The hot mezze for example with batata harra, falafel and kibbeh. The shawarmas; the salads which included – though I didn’t spot it until too late – fattoush. One of my favourites.
That mixed grill, anyway, comes with some of those salty, sweet Lebanese pickles, olives and salad. Chips too, though I don’t touch these. Got to watch that figure.
I just pick my way comprehensively through chunks of marinated spice-encrusted chicken, crispy spiced lamb and pick away at a powerfully lamby shish kebab. I’m only on a level one mixed grill too, at £9.50. Above that are the Lotus mixed grill with shawarmas and skewered tomatoes and then the Lotus special mixed grill with even more spectacular additions.

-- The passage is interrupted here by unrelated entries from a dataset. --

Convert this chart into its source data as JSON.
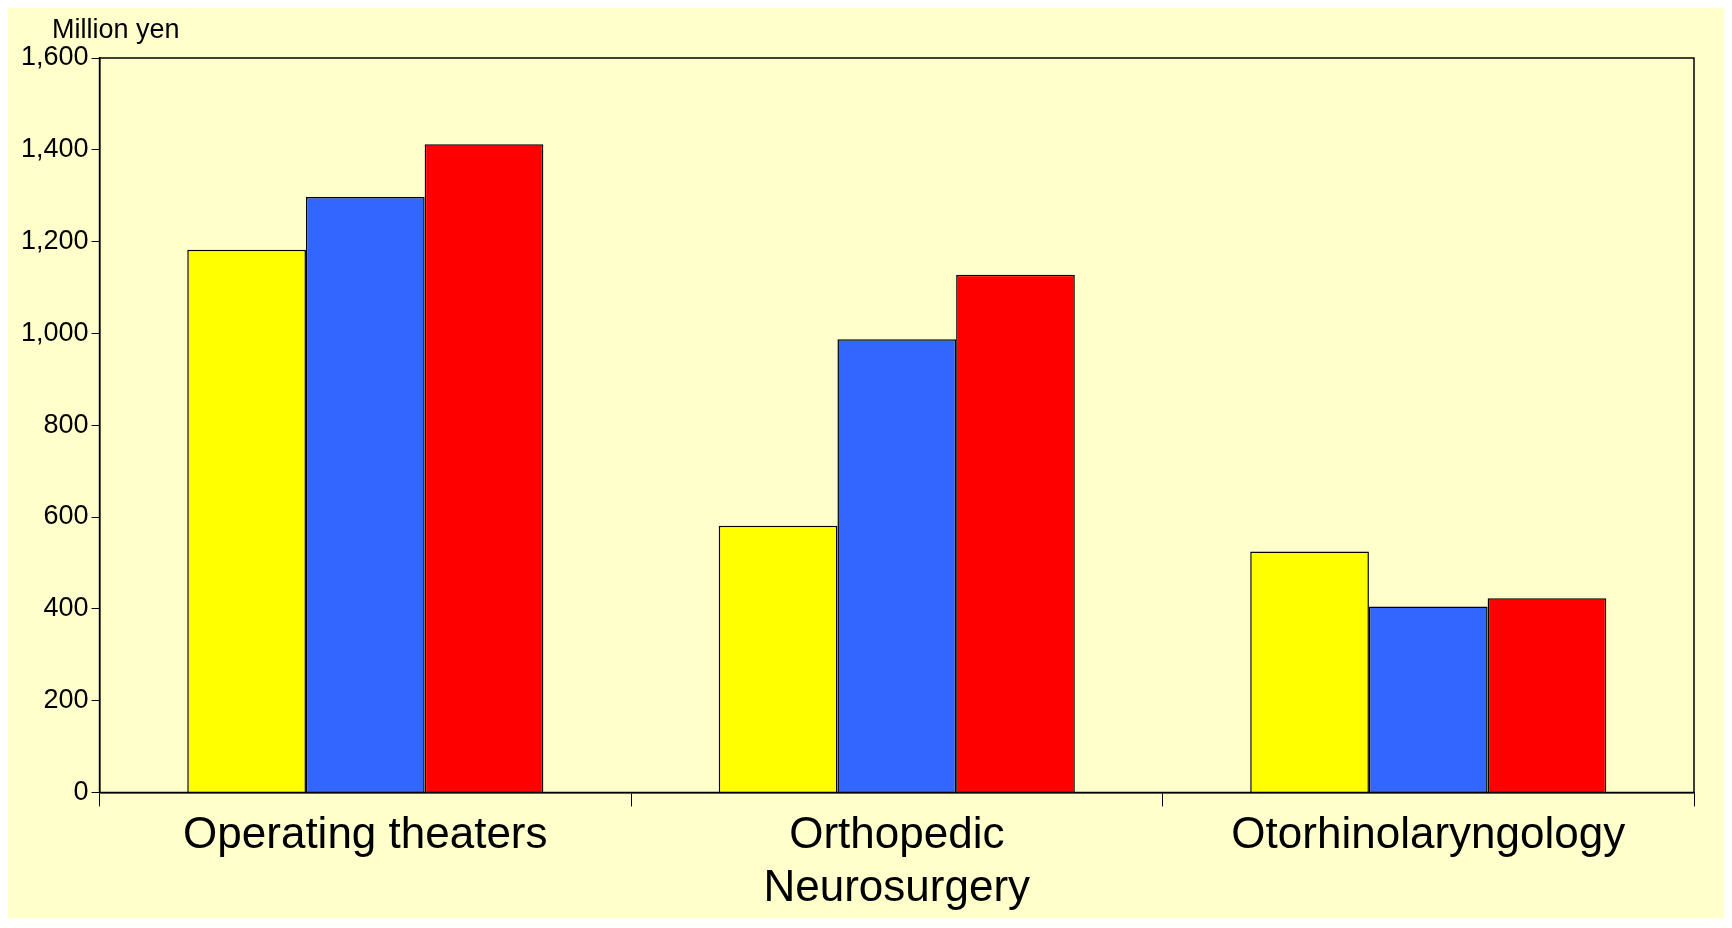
{
  "chart_data": {
    "type": "bar",
    "ylabel": "Million yen",
    "categories": [
      "Operating theaters",
      "Orthopedic Neurosurgery",
      "Otorhinolaryngology"
    ],
    "series": [
      {
        "color": "#ffff00",
        "values": [
          1182,
          581,
          525
        ]
      },
      {
        "color": "#3366ff",
        "values": [
          1297,
          987,
          405
        ]
      },
      {
        "color": "#ff0000",
        "values": [
          1412,
          1128,
          423
        ]
      }
    ],
    "ylim": [
      0,
      1600
    ],
    "yticks": [
      0,
      200,
      400,
      600,
      800,
      {
        "value": 1000,
        "label": "1,000"
      },
      {
        "value": 1200,
        "label": "1,200"
      },
      {
        "value": 1400,
        "label": "1,400"
      },
      {
        "value": 1600,
        "label": "1,600"
      }
    ],
    "grid": false,
    "legend": false
  }
}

Now, I’m eating alone tonight and wearing a suit and tie, too, on a grim, dark October night at a far-flung end of Dumbarton Road. I’ve positioned myself by the counter simply to be as close to the heat of the charcoal grill. On reflection – maybe I look a bit odd. People certainly keep wandering along behind the counter to peer down at me curiously. I suspect though that the Lotus is one of those restaurants that after you’ve been in a couple of times you’ll be welcomed like a long-lost friend. The disinterested, bordering on glacial, reception I received has thawed enough by the time I go to pay for the staff to ask what I thought of the food. I thought it was excellent. Truly.